Bill didn't want to say, but Nicki called it animal urges. Bill still insisted that he's not Roman Grant, even as he couldn't look his wives in the eye and urgently wanted to sweep this nuisance under the rug. Particularly on "the eve of our great triumph."
Though how great is that triumph, really, when you have to swindle, cheat and extort to get there? Bill had no qualms about doing any of that either. In fact, he insisted he was just carrying on what his church forebears have done: lie, and then revise history to acquit themselves. As Bill pointed out, the church has been doing that for years (and on Larry King's show, no less). "Our faith has been sustained on prevarication and lying," Bill told Sen. Barnes. "It's called lying for the Lord."
As if there wasn’t enough sugar hitting the fan this season, the Christmas episode, titled “Certain Poor Shepherds,” dropped so many bombs that the whole landscape has started to resemble a battle zone.
You knew the way Bill insisted they were going to have “the best Christmas ever” that this hour would lead to certain disasters. Bill reminded Margie, who’s Goji Blasting to the max, that they just passed the shortest day of the year, and “now we’re turning to the light,” he said.
“This Christmas is your new beginning. Our new beginning,” Nicki said aggressively to mother Adaleen.

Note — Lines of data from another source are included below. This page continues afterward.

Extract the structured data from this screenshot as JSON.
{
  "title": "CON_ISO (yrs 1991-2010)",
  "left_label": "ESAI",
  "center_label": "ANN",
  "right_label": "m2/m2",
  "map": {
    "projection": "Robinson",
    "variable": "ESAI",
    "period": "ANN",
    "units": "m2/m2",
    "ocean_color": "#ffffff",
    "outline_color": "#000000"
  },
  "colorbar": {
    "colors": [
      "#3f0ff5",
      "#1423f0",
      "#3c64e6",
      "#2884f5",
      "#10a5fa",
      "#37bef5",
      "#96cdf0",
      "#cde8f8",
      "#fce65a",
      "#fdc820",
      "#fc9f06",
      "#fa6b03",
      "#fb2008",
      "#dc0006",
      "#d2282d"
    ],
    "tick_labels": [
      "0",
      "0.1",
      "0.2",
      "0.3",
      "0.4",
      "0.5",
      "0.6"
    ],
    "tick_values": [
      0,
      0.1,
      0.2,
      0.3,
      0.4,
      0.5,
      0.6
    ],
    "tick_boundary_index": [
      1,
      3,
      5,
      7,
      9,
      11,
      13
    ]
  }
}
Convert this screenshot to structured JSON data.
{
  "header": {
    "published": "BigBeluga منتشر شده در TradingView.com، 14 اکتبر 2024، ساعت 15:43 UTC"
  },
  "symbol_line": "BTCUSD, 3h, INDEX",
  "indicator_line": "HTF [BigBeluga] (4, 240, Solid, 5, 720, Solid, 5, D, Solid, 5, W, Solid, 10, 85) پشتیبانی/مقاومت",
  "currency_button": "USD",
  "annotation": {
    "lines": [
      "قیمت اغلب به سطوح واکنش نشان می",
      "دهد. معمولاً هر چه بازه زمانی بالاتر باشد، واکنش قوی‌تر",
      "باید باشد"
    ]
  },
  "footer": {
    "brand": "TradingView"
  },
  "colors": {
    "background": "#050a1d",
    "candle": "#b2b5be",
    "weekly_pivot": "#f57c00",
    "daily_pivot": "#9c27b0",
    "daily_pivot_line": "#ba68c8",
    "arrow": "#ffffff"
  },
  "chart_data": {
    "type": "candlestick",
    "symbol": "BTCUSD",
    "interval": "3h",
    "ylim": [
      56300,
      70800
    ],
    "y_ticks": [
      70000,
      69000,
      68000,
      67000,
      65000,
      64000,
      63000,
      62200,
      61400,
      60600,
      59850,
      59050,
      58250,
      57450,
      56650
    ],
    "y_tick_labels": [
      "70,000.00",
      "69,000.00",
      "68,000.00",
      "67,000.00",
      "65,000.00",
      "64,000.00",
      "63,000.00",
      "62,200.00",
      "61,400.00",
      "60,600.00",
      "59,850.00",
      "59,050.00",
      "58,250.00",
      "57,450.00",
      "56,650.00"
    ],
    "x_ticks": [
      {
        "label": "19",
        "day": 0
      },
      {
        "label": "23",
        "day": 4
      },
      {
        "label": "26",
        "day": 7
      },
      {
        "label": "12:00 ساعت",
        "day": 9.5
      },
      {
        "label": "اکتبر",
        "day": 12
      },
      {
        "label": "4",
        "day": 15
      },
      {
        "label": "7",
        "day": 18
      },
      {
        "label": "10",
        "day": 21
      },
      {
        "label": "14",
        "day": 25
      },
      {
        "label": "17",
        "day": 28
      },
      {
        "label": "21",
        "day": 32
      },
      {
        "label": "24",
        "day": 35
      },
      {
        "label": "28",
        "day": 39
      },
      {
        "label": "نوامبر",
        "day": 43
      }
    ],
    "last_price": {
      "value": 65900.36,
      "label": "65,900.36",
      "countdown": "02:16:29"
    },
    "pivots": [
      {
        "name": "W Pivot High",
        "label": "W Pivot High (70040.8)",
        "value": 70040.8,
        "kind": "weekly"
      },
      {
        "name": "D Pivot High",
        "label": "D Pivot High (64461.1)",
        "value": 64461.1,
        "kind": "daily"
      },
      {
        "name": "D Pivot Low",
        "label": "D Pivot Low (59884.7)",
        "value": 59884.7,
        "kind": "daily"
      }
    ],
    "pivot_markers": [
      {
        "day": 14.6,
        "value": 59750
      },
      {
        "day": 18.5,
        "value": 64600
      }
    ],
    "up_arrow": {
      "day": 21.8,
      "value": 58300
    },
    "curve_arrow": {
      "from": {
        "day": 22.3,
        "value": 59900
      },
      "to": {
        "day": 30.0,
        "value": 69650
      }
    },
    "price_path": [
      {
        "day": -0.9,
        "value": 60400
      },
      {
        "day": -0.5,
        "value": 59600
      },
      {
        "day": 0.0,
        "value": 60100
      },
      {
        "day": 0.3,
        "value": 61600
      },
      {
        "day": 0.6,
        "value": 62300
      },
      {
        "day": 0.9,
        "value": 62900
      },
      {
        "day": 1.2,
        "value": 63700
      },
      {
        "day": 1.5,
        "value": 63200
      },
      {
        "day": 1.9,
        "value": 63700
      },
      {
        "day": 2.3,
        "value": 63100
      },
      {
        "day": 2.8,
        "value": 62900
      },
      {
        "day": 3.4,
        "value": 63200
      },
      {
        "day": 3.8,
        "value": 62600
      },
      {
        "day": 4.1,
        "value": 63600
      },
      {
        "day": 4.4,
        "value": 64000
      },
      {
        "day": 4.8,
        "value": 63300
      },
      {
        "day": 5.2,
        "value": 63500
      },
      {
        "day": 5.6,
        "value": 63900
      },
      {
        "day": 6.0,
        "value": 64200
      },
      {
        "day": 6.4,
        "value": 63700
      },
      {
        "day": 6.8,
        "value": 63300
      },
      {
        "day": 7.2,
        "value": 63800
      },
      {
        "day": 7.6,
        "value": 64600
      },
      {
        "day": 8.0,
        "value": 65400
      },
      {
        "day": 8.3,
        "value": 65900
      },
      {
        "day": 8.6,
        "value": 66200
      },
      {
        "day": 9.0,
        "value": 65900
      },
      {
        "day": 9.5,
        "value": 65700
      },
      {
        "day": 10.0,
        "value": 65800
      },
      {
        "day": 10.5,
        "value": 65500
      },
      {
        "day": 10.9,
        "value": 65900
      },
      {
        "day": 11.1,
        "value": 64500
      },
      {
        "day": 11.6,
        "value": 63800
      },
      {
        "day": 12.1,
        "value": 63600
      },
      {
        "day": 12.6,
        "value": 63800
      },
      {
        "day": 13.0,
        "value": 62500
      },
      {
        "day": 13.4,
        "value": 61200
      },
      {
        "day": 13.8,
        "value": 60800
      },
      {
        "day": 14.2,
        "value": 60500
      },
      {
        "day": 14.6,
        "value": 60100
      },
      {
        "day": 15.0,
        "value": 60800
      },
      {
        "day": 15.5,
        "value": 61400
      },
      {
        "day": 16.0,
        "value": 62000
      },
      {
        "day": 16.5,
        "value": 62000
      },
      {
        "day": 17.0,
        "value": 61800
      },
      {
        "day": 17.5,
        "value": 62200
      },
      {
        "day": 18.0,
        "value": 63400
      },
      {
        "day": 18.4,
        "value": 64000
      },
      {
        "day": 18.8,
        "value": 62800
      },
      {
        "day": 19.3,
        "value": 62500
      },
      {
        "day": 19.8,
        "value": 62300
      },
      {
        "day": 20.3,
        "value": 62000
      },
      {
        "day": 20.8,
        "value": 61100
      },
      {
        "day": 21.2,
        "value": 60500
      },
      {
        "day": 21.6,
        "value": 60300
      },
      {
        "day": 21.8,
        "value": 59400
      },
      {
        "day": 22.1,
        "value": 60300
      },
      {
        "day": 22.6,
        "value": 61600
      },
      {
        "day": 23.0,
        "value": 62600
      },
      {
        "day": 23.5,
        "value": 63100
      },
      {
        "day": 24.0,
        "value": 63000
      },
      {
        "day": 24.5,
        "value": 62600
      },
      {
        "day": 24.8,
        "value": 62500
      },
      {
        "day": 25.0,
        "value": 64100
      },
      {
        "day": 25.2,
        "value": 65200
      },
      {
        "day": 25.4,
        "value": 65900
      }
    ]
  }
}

Still, the holidays are also some of the most stressful times of the year, both in monogamous and polygamous relationships. “The holidays can be hard,” Margene conceded to neighbor Pam. “I don’t know how you do it when there’s just two people in the marriage.” Ha!
The separation between men and women was made more evident in this hour. Bill drove that point home when he made that patronizing “separate but equal responsibilities” prayer during Christmas dinner. “You’re very special,” Bill oozed to the ladies at the table, “and entitled to the guidance of righteous priesthood holders.” No doubt he was appreciative of his wives, but the guys still call the shots in his book. That was made crystal clear when Barb was completely overlooked and son Ben was chosen to give a blessing at church.
This week’s episode, called “A Seat at the Table,” revolved around Bill’s attempt to rustle up some political and polygamist support to get his Safety Net in place. The ordinance appeared to be a twofold operation. It would allow compound polygamists the rights to public services but also put those polygamists closely under government rule, which opens the door to compound reform.
Bill said outright that he wanted to diffuse the charge that he has a polygamist agenda, but there was no diffusing happening whatsoever during this pivotal hour. Survey says this act is not a great idea, but it did allow some good drama to be played out. And it introduced a new polygamist father — Bud Mayberry, head of the Apostolic United Brotherhood, played with rustic backwoods appeal by Robert Patrick. T-1000’s been busy; Bud has eight wives and 27 children on some kind of compound in Utah and doesn’t give a “rusty hubcap” about big bad Juniper Creek.
Bill approached various polygamist compounds to come forward during the Safety Net meeting. But instead of engaging in civil discourse as planned, the forum turned into an unruly free-for-all after Nicki decided to air out her Juniper Creek grievances to the public.